Not everyone was pleased with the selection, however, and Robert had to spend several months putting down various Norman barons who contested his election. For good measure he forced even the loyal nobles to re-swear allegiance to him, then returned to the toe of Italy to complete the conquest of Calabria. Here his youngest brother Roger joined him. Barely twenty-five, Roger had the same broad Hauteville shoulders and large frame, but was more easy-going than Robert. Where Guiscard was calculating, Roger was convivial, but that merely masked an iron-willed determination.
At first the two of them worked together well. They made a stab at Reggio which commanded the straits between Italy and Sicily and Robert felt comfortable enough to leave the campaign in Roger’s hands as he returned north to put down yet another rebellion. They were too simila
r, however, for the partnership to work for long. Perhaps recognizing the family ambition in his brother, Robert refused to grant him land or an independent source of income. Roger was eager to build up his wealth so he could marry, and his frustration turned to anger when Robert started slowing down the payments for his garrisons. When he formally complained, Guiscard dismissed his concerns, suggesting that his brother would benefit from the same rough conditions that he had had to suffer in his early days.
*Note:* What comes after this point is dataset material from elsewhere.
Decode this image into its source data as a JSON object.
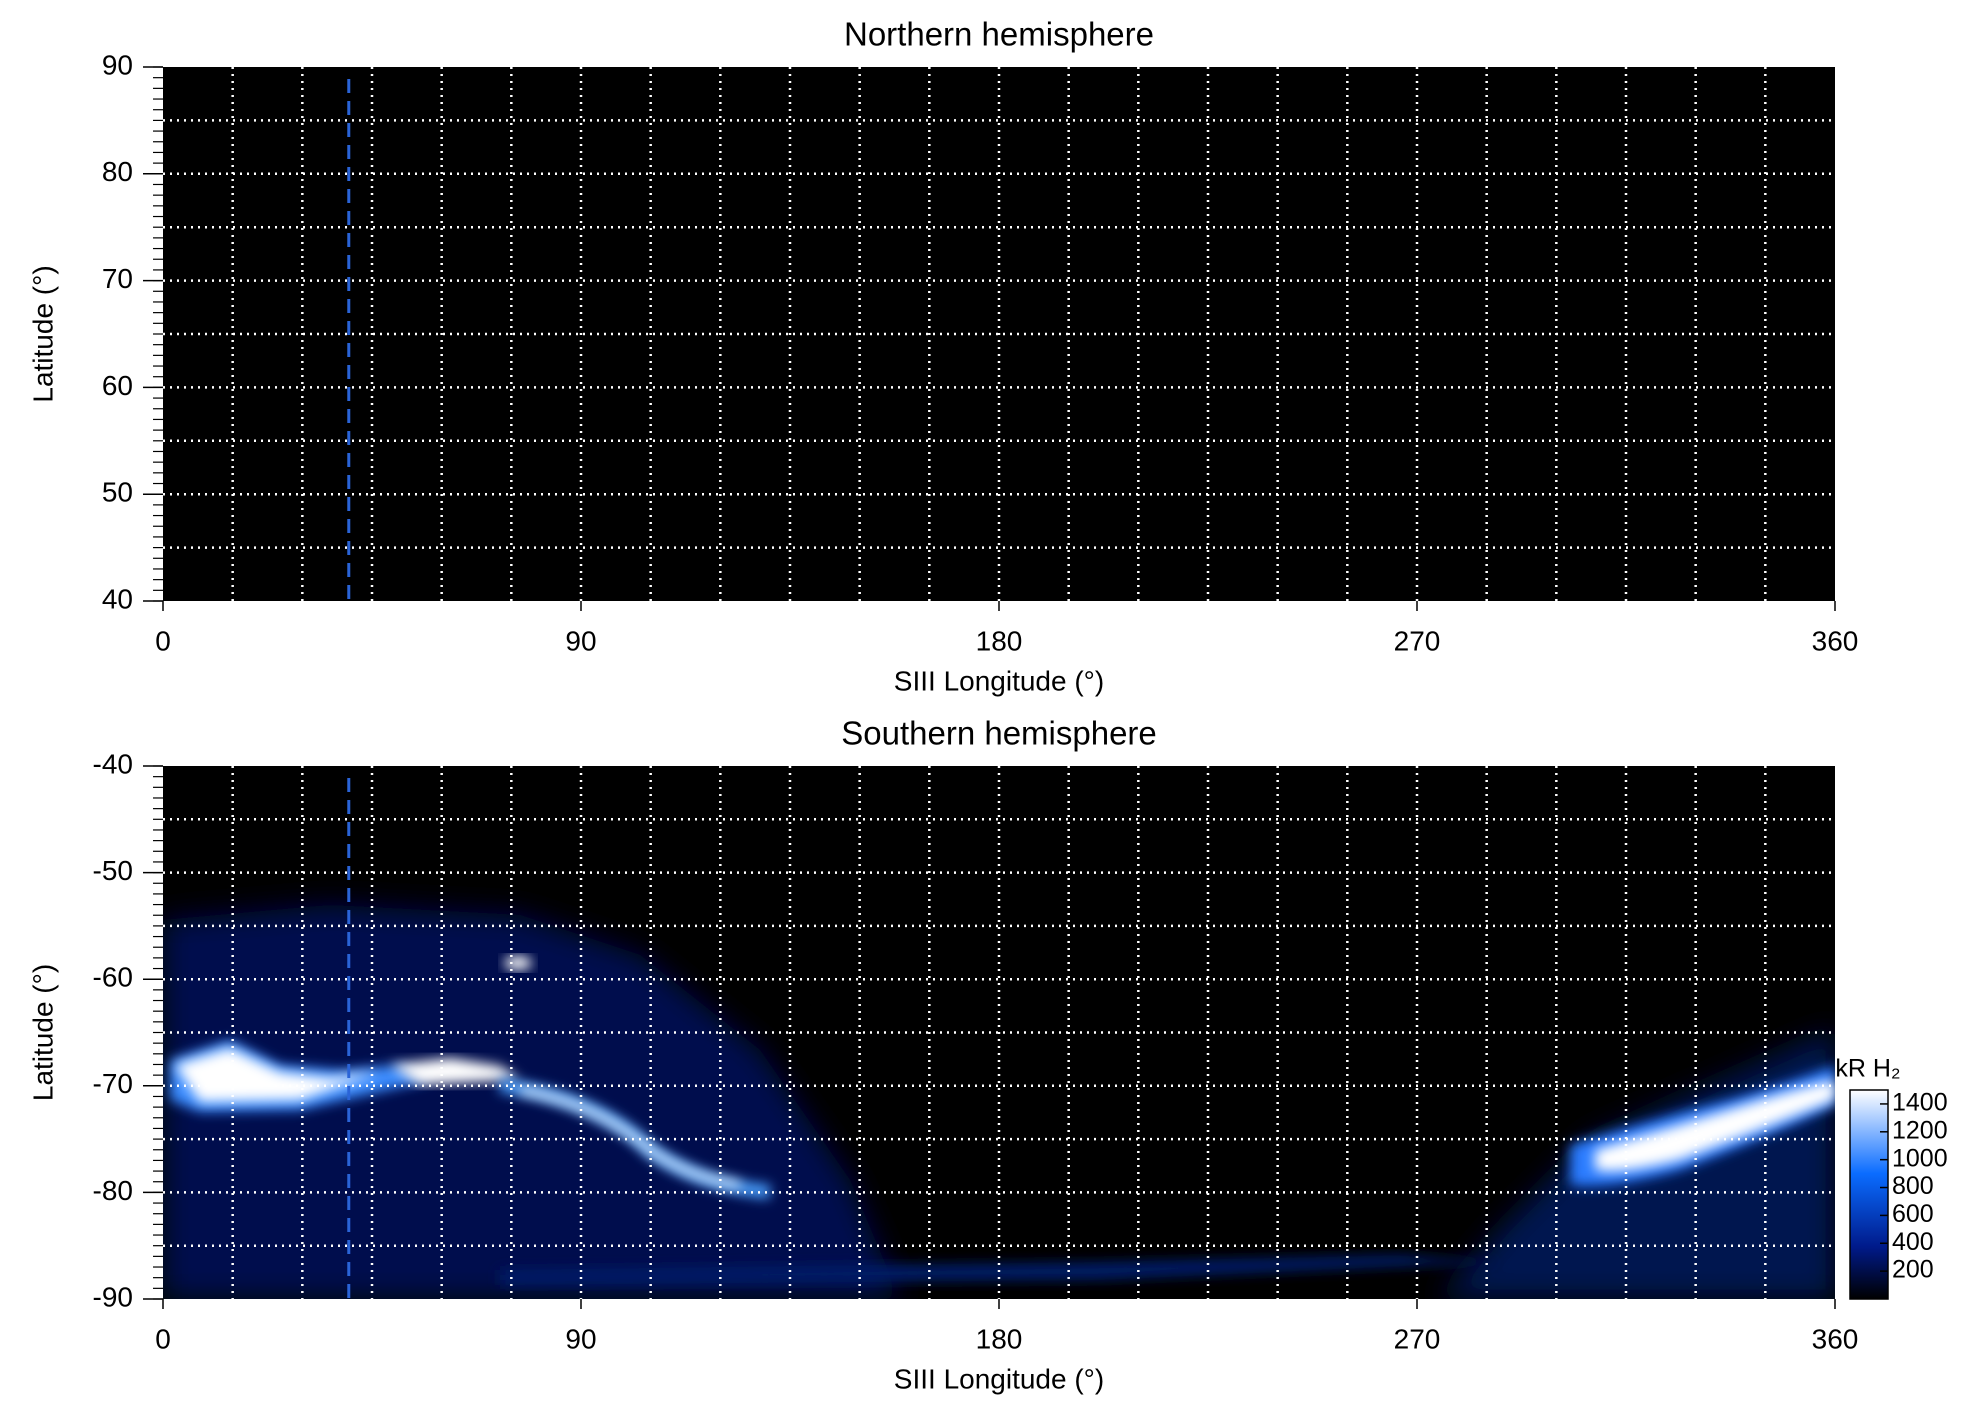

This kind of response only made things worse, and before long the animosity escalated into a full-blown war. Roger went on a rampage through his brother’s Calabrian lands, burning crops, pillaging the countryside and kidnapping merchants for ransom. Not one to back down, Robert responded in kind, and the resulting devastation caused a famine that provoked a massive popular revolt. The scale of the rebellion caught the Normans completely by surprise and soon threatened to spread into Apulia. The alarmed brothers hastily patched up a truce, agreeing to share all further conquests equally.
Peace was restored just in time for Robert to receive a papal ambassador summoning him to Melfi for a personal meeting. When he asked what the pope wanted, the answer must have seemed too incredible to be true. It had been barely five years since a pontiff had led an army to crush the Normans, and now one of his successors was asking for an alliance.
The reason for the about-face in Vatican policy was the election of Nicholas II, a reforming cleric who wanted to end simony, the practice of buying church offices, and free the papacy from external control. The German emperor had traditionally been the pope’s protector, but in practice that had usually meant that the pontiff was a German puppet. The only way for the pope to break free was to find a counterbalancing power and the closest one available was the Normans.